Dumping 'Smart Growth' is Wise

COMMENTARY Housing

Dumping 'Smart Growth' is Wise

Mar 13, 2009 3 min read
COMMENTARY BY

Director

America is still trying to sort out the housing mess that helped trigger the recession. So far, most of the focus has been on how mortgage companies induced many modest-income families to get too deep into debt. More recently, attention has turned to borrowers who willfully took out mortgages and second mortgages to live a lifestyle they knew they couldn't afford.

But there is another element to the story. In many areas of the country, Americans reluctantly took on huge mortgages as their last, best chance of homeownership. "Yes, house prices are incredibly high," the thinking went, "but they keep rising fast. I must buy now, even though it will stretch me to the financial limit, or we'll never be able to afford a home of our own."

That kind of thinking fueled the housing bubble, too. But what made housing prices rise so fast in the first place?

One of the biggest culprits has been the fad of trying to control development by placing layers of restrictions on suburban land use. Going far beyond the traditional zoning restrictions, some local governments embraced a host of "smart growth" policies. But these policies also artificially inflated housing costs. So the cost of a home moved steadily beyond the reach of normal families - unless they got a subprime mortgage.

It turns out a better name would have been "stupid growth."

I first learned about terrible side-effects of "smart growth" when serving on a housing commission created in 1991 under President George H.W. Bush. The commission's focus: Regulations that push up housing costs.

We learned about rules requiring minimum lot size and how they add to a home's land cost and give developers the incentive to build larger, more expensive houses on their land. We learned how communities use "smart growth" zoning to keep out more affordable housing. And we learned of "impact fees" that are supposed to pay for public amenities, but often serve as just an additional tax that buyers must pay at closing time.

We heard about dozens of such rules, all helping existing homeowners watch their investment grow at double-digit rates year after year, and all pricing more and more potential buyers out of the restricted market.

My Heritage colleagues Ronald D. Utt and Wendell Cox have examined exactly how much land-use regulations have inflated housing costs in various parts of the country. So, too, have scholars at the Brookings Institution.

Not surprisingly, they found that housing costs generally rose most sharply (until recently, of course) in metro areas with tight land-use rules. In the "smart growth" cities of Los Angeles and San Diego, for instance, the median house price was more than 10 times the median income by 2005. This compares with less than three times median income in Atlanta; Austin, Texas; and Cincinnati.

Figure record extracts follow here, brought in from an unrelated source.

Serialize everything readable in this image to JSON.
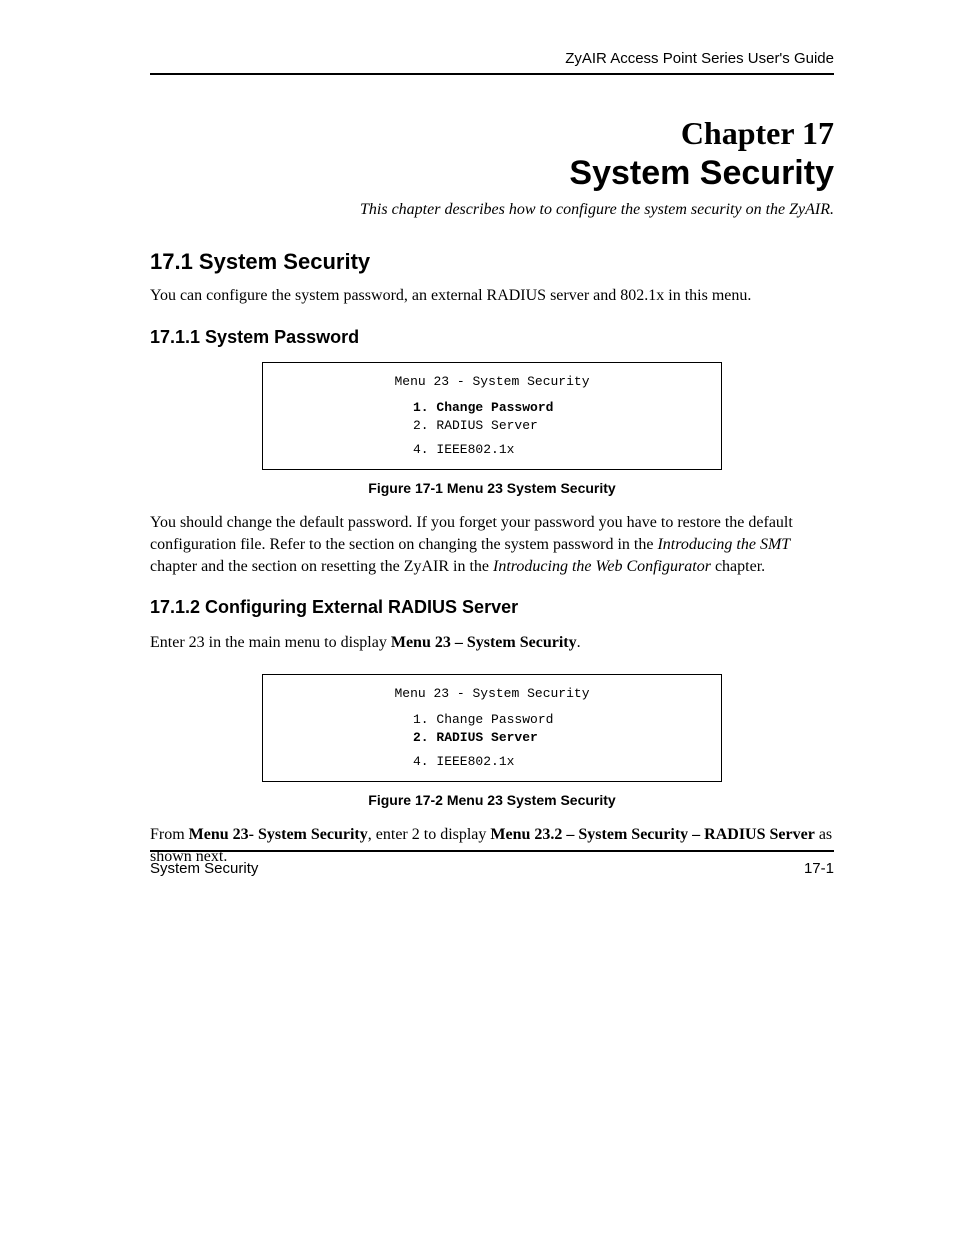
{
  "header": {
    "guide_title": "ZyAIR Access Point Series User's Guide"
  },
  "chapter": {
    "number": "Chapter 17",
    "title": "System Security",
    "intro": "This chapter describes how to configure the system security on the ZyAIR."
  },
  "section_1": {
    "heading": "17.1  System Security",
    "paragraph": "You can configure the system password, an external RADIUS server and 802.1x in this menu."
  },
  "section_1_1": {
    "heading": "17.1.1 System Password",
    "menu_box": {
      "title": "Menu 23 - System Security",
      "items": [
        {
          "text": "1. Change Password",
          "bold": true
        },
        {
          "text": "2. RADIUS Server",
          "bold": false
        },
        {
          "text": "4. IEEE802.1x",
          "bold": false,
          "gap": true
        }
      ],
      "border_color": "#000000",
      "background_color": "#ffffff",
      "font_family": "Courier New",
      "font_size_pt": 10
    },
    "figure_caption": "Figure 17-1 Menu 23 System Security",
    "paragraph_parts": {
      "p1": "You should change the default password. If you forget your password you have to restore the default configuration file. Refer to the section on changing the system password in the ",
      "italic1": "Introducing the SMT",
      "p2": " chapter and the section on resetting the ZyAIR in the ",
      "italic2": "Introducing the Web Configurator",
      "p3": " chapter."
    }
  },
  "section_1_2": {
    "heading": "17.1.2 Configuring External RADIUS Server",
    "paragraph_parts": {
      "p1": "Enter 23 in the main menu to display ",
      "bold1": "Menu 23 – System Security",
      "p2": "."
    },
    "menu_box": {
      "title": "Menu 23 - System Security",
      "items": [
        {
          "text": "1. Change Password",
          "bold": false
        },
        {
          "text": "2. RADIUS Server",
          "bold": true
        },
        {
          "text": "4. IEEE802.1x",
          "bold": false,
          "gap": true
        }
      ],
      "border_color": "#000000",
      "background_color": "#ffffff",
      "font_family": "Courier New",
      "font_size_pt": 10
    },
    "figure_caption": "Figure 17-2 Menu 23 System Security",
    "paragraph2_parts": {
      "p1": "From ",
      "bold1": "Menu 23- System Security",
      "p2": ", enter 2 to display ",
      "bold2": "Menu 23.2 – System Security – RADIUS Server",
      "p3": " as shown next."
    }
  },
  "footer": {
    "left": "System Security",
    "right": "17-1"
  },
  "styling": {
    "page_background": "#ffffff",
    "text_color": "#000000",
    "rule_color": "#000000",
    "body_font": "Times New Roman",
    "heading_font": "Arial",
    "mono_font": "Courier New"
  }
}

Tight land-use rules in the Maryland and Virginia suburbs of Washington have sent prices topping five times income.

In these "smart" parts of the country, families typically had little choice but to take on larger, often riskier mortgages to buy a home. When the mortgage industry crashed, these same areas experienced the largest drop in prices and the worst foreclosure rates.

The most recent survey of housing prices, conducted in the last quarter of 2008 by the National Association of Realtors, gathered data from 159 metro areas. Of the 26 metropolitan areas experiencing the steepest house-price declines, 18 were areas with heavy land-use restrictions.

If we are going to get out of the housing mess, it doesn't just mean fixing the mortgage market or - as some argue - bailing out homeowners. It also means scaling back the rules in many jurisdictions that continue to artificially push up new house prices and fan the pressure for huge mortgages.

Back in 1991, the housing commission recommended that the federal government place conditions on money (e.g., mortgage revenue bonds) given to states to foster homeownership. To get this money, we proposed, states would have to negotiate with officials in their high-cost cities to change zoning, restrictive land rules and so on to reduce the growth in housing costs.

But those were the days when most people -- including those on Capitol Hill -- thought ever-rising house prices were the way to make everyone rich. Rather than push to ease restrictions on growth, Congress moved to loosen up the rules for mortgages so that everyone could get easy terms and go into debt, buy an expensive house, and ride the wave.

You know the rest.

Now's the time to do what Congress should have done 18 years ago. As Mr. Utt and Mr. Cox say, all future federal housing money for states or homeowners should include a requirement for states to reduce or eliminate land regulations and other cost-increasing rules. It's the key to making new housing more affordable.

Now that really would be smart.

Stuart Butler is vice president for domestic policy issues for the Heritage Foundation.